Almeno 15 persone sono state uccise e altre sei hanno subito abusi sessuali nel corso della campagna referendaria in vista del referendum costituzionale che si è svolto venerdì in Burundi. Lo denuncia l’organizzazione non governativa Human Rights Watch (Hrw) in un rapporto pubblicato oggi, secondo cui le forze di sicurezza e i membri dell’ala giovanile del partito di governo Cndd-Fdd – la famigerata milizia Imbonerakure – hanno creato un clima di paura e intimidazione in vista del voto, prendendo di mira gli oppositori, alcuni dei quali sono stati «uccisi, violentati, rapiti, picchiati e intimiditi».
Il referendum in Burundi «si è svolto in un clima di abusi e intimidazioni diffuse, che chiaramente non favorisce la libera scelta», ha affermato Ida Sawyer, direttrice di Hrw per l’Africa centrale.

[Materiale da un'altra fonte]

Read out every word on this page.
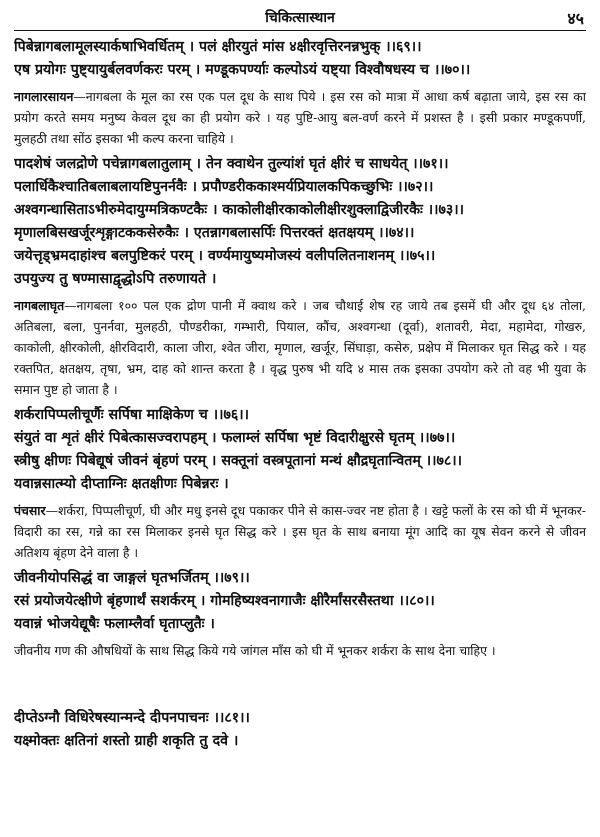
चिकित्सास्थान	४५
पिबेन्नागबलामूलस्यार्कषाभिवर्धितम् । पलं क्षीरयुतं मांस ४क्षीरवृत्तिरनन्नभुक् ।।६९।।
एष प्रयोगः पुष्ट्यायुर्बलवर्णकरः परम् । मण्डूकपर्ण्याः कल्पोऽयं यष्ट्या विश्वौषधस्य च ।।७०।।
नागलारसायन—नागबला के मूल का रस एक पल दूध के साथ पिये । इस रस को मात्रा में आधा कर्ष बढ़ाता जाये, इस रस का प्रयोग करते समय मनुष्य केवल दूध का ही प्रयोग करे । यह पुष्टि-आयु बल-वर्ण करने में प्रशस्त है । इसी प्रकार मण्डूकपर्णी, मुलहठी तथा सोंठ इसका भी कल्प करना चाहिये ।
पादशेषं जलद्रोणे पचेन्नागबलातुलाम् । तेन क्वाथेन तुल्यांशं घृतं क्षीरं च साधयेत् ।।७१।।
पलार्धिकैश्चातिबलाबलायष्टिपुनर्नवैः । प्रपौण्डरीककाश्मर्यप्रियालकपिकच्छुभिः ।।७२।।
अश्वगन्धासिताऽभीरुमेदायुग्मत्रिकण्टकैः । काकोलीक्षीरकाकोलीक्षीरशुक्लाद्विजीरकैः ।।७३।।
मृणालबिसखर्जूरशृङ्गाटककसेरुकैः । एतन्नागबलासर्पिः पित्तरक्तं क्षतक्षयम् ।।७४।।
जयेत्तृड्भ्रमदाहांश्च बलपुष्टिकरं परम् । वर्ण्यमायुष्यमोजस्यं वलीपलितनाशनम् ।।७५।।
उपयुज्य तु षण्मासाद्वृद्धोऽपि तरुणायते ।
नागबलाघृत—नागबला १०० पल एक द्रोण पानी में क्वाथ करे । जब चौथाई शेष रह जाये तब इसमें घी और दूध ६४ तोला, अतिबला, बला, पुनर्नवा, मुलहठी, पौण्डरीका, गम्भारी, पियाल, कौंच, अश्वगन्धा (दूर्वा), शतावरी, मेदा, महामेदा, गोखरु, काकोली, क्षीरकोली, क्षीरविदारी, काला जीरा, श्वेत जीरा, मृणाल, खर्जूर, सिंघाड़ा, कसेरु, प्रक्षेप में मिलाकर घृत सिद्ध करे । यह रक्तपित, क्षतक्षय, तृषा, भ्रम, दाह को शान्त करता है । वृद्ध पुरुष भी यदि ४ मास तक इसका उपयोग करे तो वह भी युवा के समान पुष्ट हो जाता है ।
शर्करापिप्पलीचूर्णैः सर्पिषा माक्षिकेण च ।।७६।।
संयुतं वा शृतं क्षीरं पिबेत्कासज्वरापहम् । फलाम्लं सर्पिषा भृष्टं विदारीक्षुरसे घृतम् ।।७७।।
स्त्रीषु क्षीणः पिबेद्यूषं जीवनं बृंहणं परम् । सक्तूनां वस्त्रपूतानां मन्थं क्षौद्रघृतान्वितम् ।।७८।।
यवान्नसात्म्यो दीप्ताग्निः क्षतक्षीणः पिबेन्नरः ।
पंचसार—शर्करा, पिप्पलीचूर्ण, घी और मधु इनसे दूध पकाकर पीने से कास-ज्वर नष्ट होता है । खट्टे फलों के रस को घी में भूनकर-विदारी का रस, गन्ने का रस मिलाकर इनसे घृत सिद्ध करे । इस घृत के साथ बनाया मूंग आदि का यूष सेवन करने से जीवन अतिशय बृंहण देने वाला है ।
जीवनीयोपसिद्धं वा जाङ्गलं घृतभर्जितम् ।।७९।।
रसं प्रयोजयेत्क्षीणे बृंहणार्थं सशर्करम् । गोमहिष्यश्वनागाजैः क्षीरैर्मांसरसैस्तथा ।।८०।।
यवान्नं भोजयेद्यूषैः फलाम्लैर्वा घृताप्लुतैः ।
जीवनीय गण की औषधियों के साथ सिद्ध किये गये जांगल माँस को घी में भूनकर शर्करा के साथ देना चाहिए ।
दीप्तेऽग्नौ विधिरेषस्यान्मन्दे दीपनपाचनः ।।८१।।
यक्ष्मोक्तः क्षतिनां शस्तो ग्राही शकृति तु दवे ।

Il referendum è stato voluto dal presidente Pierre Nkurunziza per ottenere la possibilità di rimanere al potere fino al 2034. Il referendum, fortemente contrastato dall’opposizione, è stato indetto dopo che il governo del Burundi ha adottato lo scorso ottobre un progetto di revisione della Costituzione che permette al presidente Nkurunziza, al potere dal 2005, di restare alla guida del paese per altri due mandati di sette anni a partire dal 2020.
Il progetto è stato fortemente criticato dall’Unione africana e dall’opposizione, secondo cui il referendum sancirebbe “il funerale” dell’accordo di pace del 2000 che ha posto fine a una guerra civile di 13 anni. Il Burundi è precipitato in una nuova crisi nell’aprile 2015, quando il presidente Nkurunziza ha rifiutato di dimettersi dopo la fine del suo secondo mandato e ha deciso di candidarsi per un terzo mandato alle elezioni tenute nello stesso anno.